If tablets are priced accordingly, we would not be having this topic today.

Ortho McNeil has been in full force in promoting 750mg Levaquin.

Here is a typical cost contract.

250mg Tab = $7
500mg Tab = $8
750mg Tab = $16.

250mg IV = $8
500mg IV = $15
750mg IV = $12. So when patient goes from IV to PO...they make more money.

WFT. Why wouldn't I want to cut 500mg tabs into 2?
At the same time, I've seen many hospitals who do not carry 750mg tabs..so they end up dispensing 3 x 250mg tabs.. that's $21 buck per dose. To process a 750mg po daily with 500mg and $250mg would be 2 separate entries which makes most pharmacists to just process it as 3 x 250mg.

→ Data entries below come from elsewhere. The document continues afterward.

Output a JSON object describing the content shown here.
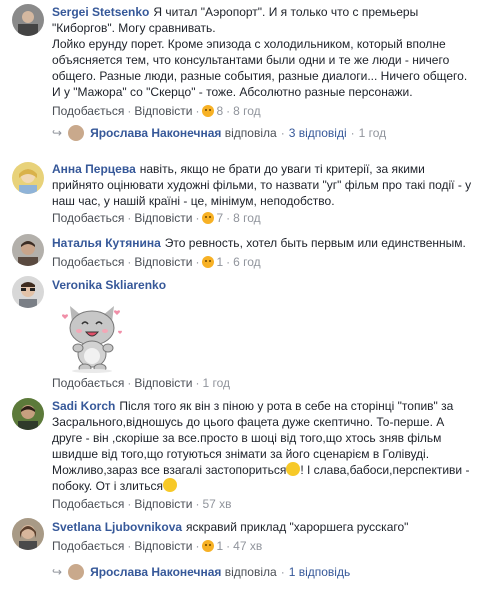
{
  "comments": [
    {
      "author": "Sergei Stetsenko",
      "lines": [
        "Я читал \"Аэропорт\". И я только что с премьеры",
        "\"Киборгов\". Могу сравнивать.",
        "Лойко ерунду порет. Кроме эпизода с холодильником, который вполне",
        "объясняется тем, что консультантами были одни и те же люди - ничего",
        "общего. Разные люди, разные события, разные диалоги... Ничего общего.",
        "И у \"Мажора\" со \"Скерцо\" - тоже. Абсолютно разные персонажи."
      ],
      "like": "Подобається",
      "reply": "Відповісти",
      "reactions": "8",
      "time": "8 год",
      "replies": {
        "name": "Ярослава Наконечная",
        "verb": "відповіла",
        "count": "3 відповіді",
        "time": "1 год"
      }
    },
    {
      "author": "Анна Перцева",
      "lines": [
        "навіть, якщо не брати до уваги ті критерії, за якими",
        "прийнято оцінювати художні фільми, то назвати \"уг\" фільм про такі події - у",
        "наш час, у нашій країні - це, мінімум, неподобство."
      ],
      "like": "Подобається",
      "reply": "Відповісти",
      "reactions": "7",
      "time": "8 год"
    },
    {
      "author": "Наталья Кутянина",
      "lines": [
        "Это ревность, хотел быть первым или единственным."
      ],
      "like": "Подобається",
      "reply": "Відповісти",
      "reactions": "1",
      "time": "6 год"
    },
    {
      "author": "Veronika Skliarenko",
      "lines": [],
      "like": "Подобається",
      "reply": "Відповісти",
      "time": "1 год"
    },
    {
      "author": "Sadi Korch",
      "lines": [
        "Після того як він з піною у рота в себе на сторінці \"топив\" за",
        "Засрального,відношусь до цього фацета дуже скептично. То-перше. А",
        "друге - він ,скоріше за все.просто в шоці від того,що хтось зняв фільм",
        "швидше від того,що готуються знімати за його сценарієм в Голівуді.",
        "Можливо,зараз все взагалі застопориться",
        "! І слава,бабоси,перспективи -",
        "побоку. От і злиться"
      ],
      "like": "Подобається",
      "reply": "Відповісти",
      "time": "57 хв"
    },
    {
      "author": "Svetlana Ljubovnikova",
      "lines": [
        "яскравий приклад \"хароршега русскаго\""
      ],
      "like": "Подобається",
      "reply": "Відповісти",
      "reactions": "1",
      "time": "47 хв",
      "replies": {
        "name": "Ярослава Наконечная",
        "verb": "відповіла",
        "count": "1 відповідь"
      }
    }
  ],
  "colors": {
    "link": "#365899",
    "meta": "#90949c",
    "text": "#1d2129"
  }
}
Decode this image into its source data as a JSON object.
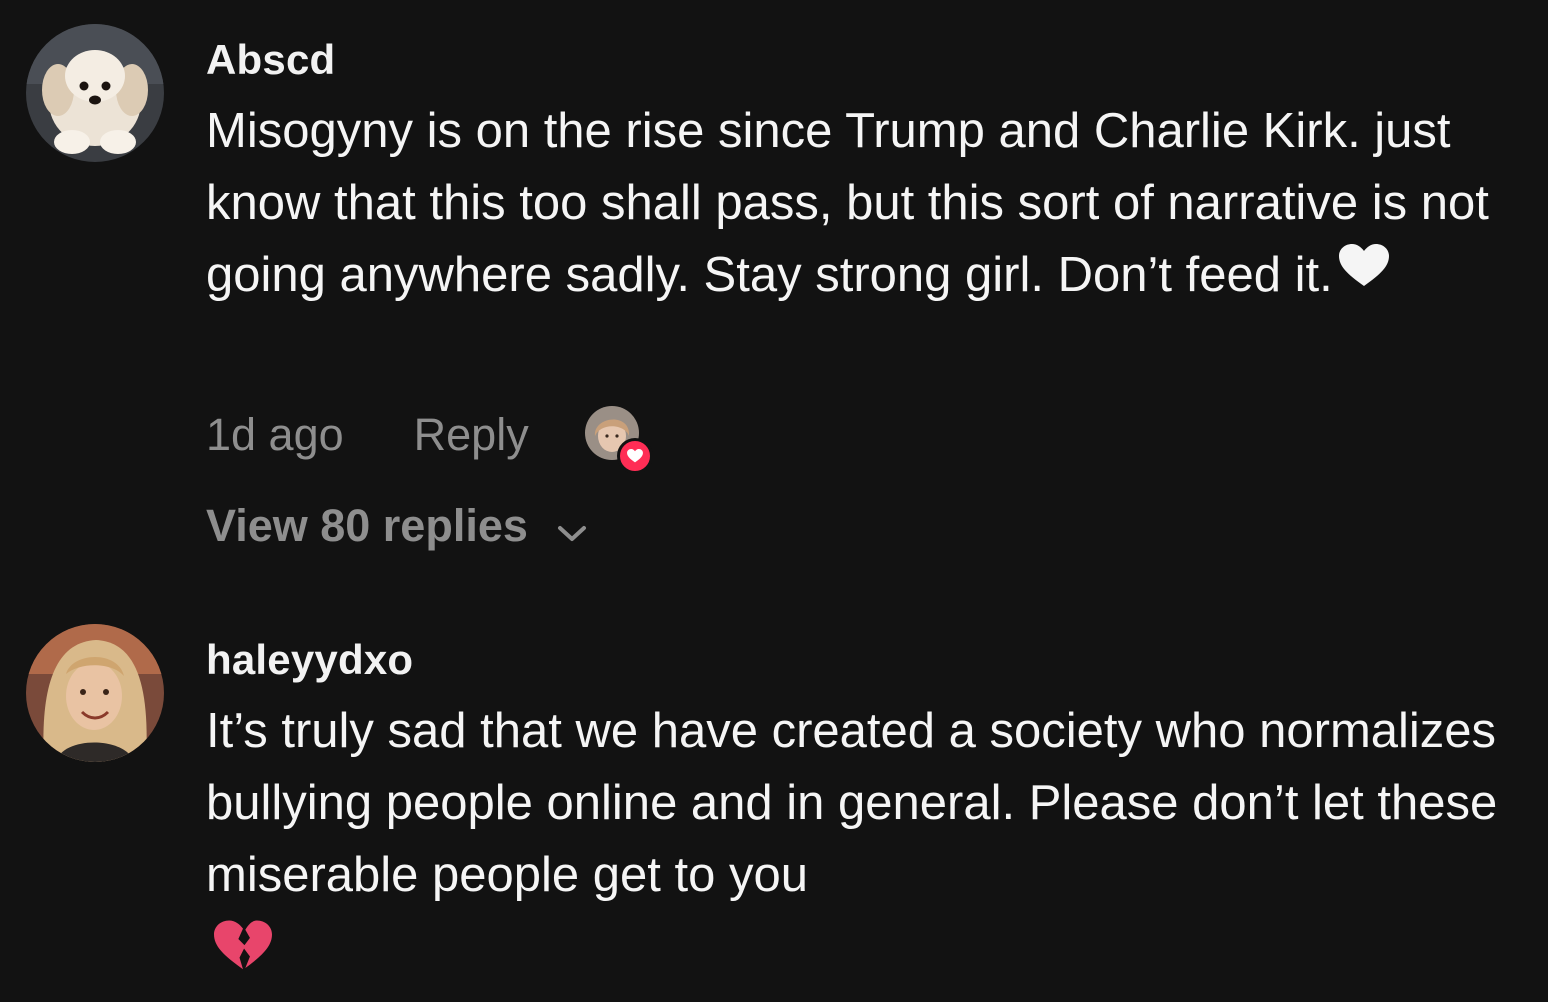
{
  "comments": [
    {
      "username": "Abscd",
      "text": "Misogyny is on the rise since Trump and Charlie Kirk. just know that this too shall pass, but this sort of narrative is not going anywhere sadly. Stay strong girl. Don’t feed it.",
      "emoji_icon": "white-heart-icon",
      "time": "1d ago",
      "reply_label": "Reply",
      "view_replies_label": "View 80 replies",
      "liked_by_creator": true
    },
    {
      "username": "haleyydxo",
      "text": "It’s truly sad that we have created a society who normalizes bullying people online and in general. Please don’t let these miserable people get to you",
      "emoji_icon": "broken-heart-icon"
    }
  ],
  "colors": {
    "background": "#121212",
    "primary_text": "#f5f5f5",
    "secondary_text": "#8e8e8e",
    "like_badge": "#ff2d55",
    "broken_heart": "#e8456b"
  }
}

:thumbup::thumbup:my point exactly!!! Drug errors & cost/price differences - who is ultimately paying? Truely - your "cost", particularly retail, which most retail pharmacists don't actuallly see after rebates is negliglible. If you don't communicate with your buyer or retail corporate negotiator - you risk getting the pt into big trouble. And for what???? A few pennies on the dollar for you? Why not for the insurance co? - because it is difficult to do & difficult to have the pt understand. Give the pt. a break & "fix" the co-pay - we all have the ability to override it for a reason - this is a justifiable reason - to keep them out of the hospital because the insurance company will not pay for 30mg lisinopril!!!!

Gotta look at the big picture! Some get lost in the picture being the corporate profit, which actually doesn't change, but sometimes the patient gets lost in that mix.

Which brings up the topic....why Levaquin??....but - thats a whole different thread!